O coração do argumento freudiano sobre o Unheimlich é sua ambiguidade: há, para Freud, entre os sentidos de familiar e o infamiliar, um elemento que habita uma zona de transição entre-sentido, ponto que escapa à interpretação e que desarranja. Se Freud fala do umbigo do sonho em se tratando da principal formação do inconsciente, de que modo falaríamos do Unheimlich?

Ao longo de seu ensaio, Freud sai à busca deste entre-sentido, fazendo um censeamento de situações inquietantes, movimento cuja missão é delinear algumas funções inquietantes: a saber, uma série de operações que causam divisão no indivíduo e o colocam face a face com isto a que se chama infamiliar. O inquietante se encontraria, por exemplo, no pedaço destacado de um todo, um objeto desatarraxado (como nos exemplos dos autômatos); ou, em sua formulação clássica, em "tudo o que deveria permanecer secreto, oculto, mas apareceu" (FREUD, 2010, p.338). Fala-se de perturbações dos nós do sujeito, cuja angústia decerto aponta para o real. Mas Freud parece ciente de que não se trata de qualquer irrupção: há, no Unheimlich, um desarranjo na produção de sentido, no qual o sujeito se achata.

Disto, Freud deixa algumas pistas. É digno de nota que, em sua análise do conto de Hoffmann - "O homem de areia" - as oscilações do olhar de Nathaniel ocupem lugar central no efeito infamiliar: ora como "olhante", ora como "olhado", a personagem oscila entre a posição de sujeito e objeto, e de algum modo parece habitar esta zona de transição, sem sair dela definitivamente. Veja-se a cena em que Nathaniel, ao modo do Homem dos Lobos, espia a transação entre o pai e Coppelius, em que algo está em jogo, à mostra para os indivíduos em transação, porém velado ao protagonista: Coppelius diz, à frente de um forno flamejante, "Olhos aqui, olhos aqui!".
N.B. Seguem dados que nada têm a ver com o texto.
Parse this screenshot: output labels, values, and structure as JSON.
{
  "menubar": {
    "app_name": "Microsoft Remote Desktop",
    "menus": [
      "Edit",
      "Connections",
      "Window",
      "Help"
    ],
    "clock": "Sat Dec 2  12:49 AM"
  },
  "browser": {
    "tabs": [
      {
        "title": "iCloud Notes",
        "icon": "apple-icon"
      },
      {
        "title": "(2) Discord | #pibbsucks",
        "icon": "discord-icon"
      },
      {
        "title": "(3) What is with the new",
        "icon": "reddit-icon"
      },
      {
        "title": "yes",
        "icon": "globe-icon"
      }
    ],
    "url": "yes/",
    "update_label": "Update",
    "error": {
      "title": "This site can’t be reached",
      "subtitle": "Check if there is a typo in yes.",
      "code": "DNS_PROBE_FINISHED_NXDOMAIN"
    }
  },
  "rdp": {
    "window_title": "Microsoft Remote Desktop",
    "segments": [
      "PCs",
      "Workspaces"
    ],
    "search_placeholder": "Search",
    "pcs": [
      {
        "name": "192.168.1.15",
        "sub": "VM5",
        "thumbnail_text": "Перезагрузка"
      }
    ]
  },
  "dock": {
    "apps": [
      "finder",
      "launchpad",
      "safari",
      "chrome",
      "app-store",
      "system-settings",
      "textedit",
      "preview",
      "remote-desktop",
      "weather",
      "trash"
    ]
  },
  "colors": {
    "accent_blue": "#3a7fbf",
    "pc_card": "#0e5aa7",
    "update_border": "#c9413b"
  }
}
A ambiguidade da cena é elevada por Freud à ambiguidade da posição infantil, já que o que funciona como objeto de transação, entre Coppelius e o pai, permanece, da posição de "olhante", como mistério. Mas ao ser descoberto - isto é, ao ser "olhado" -, os "olhos aqui" assumem sentido literal, e as palavras de Coppelius assumem tom de mandamento: os teus olhos, menino, nestas brasas. O pai, não obstante, barra a ameaça, e assim se dá o fecho da cena primordial do conto de Hoffmann.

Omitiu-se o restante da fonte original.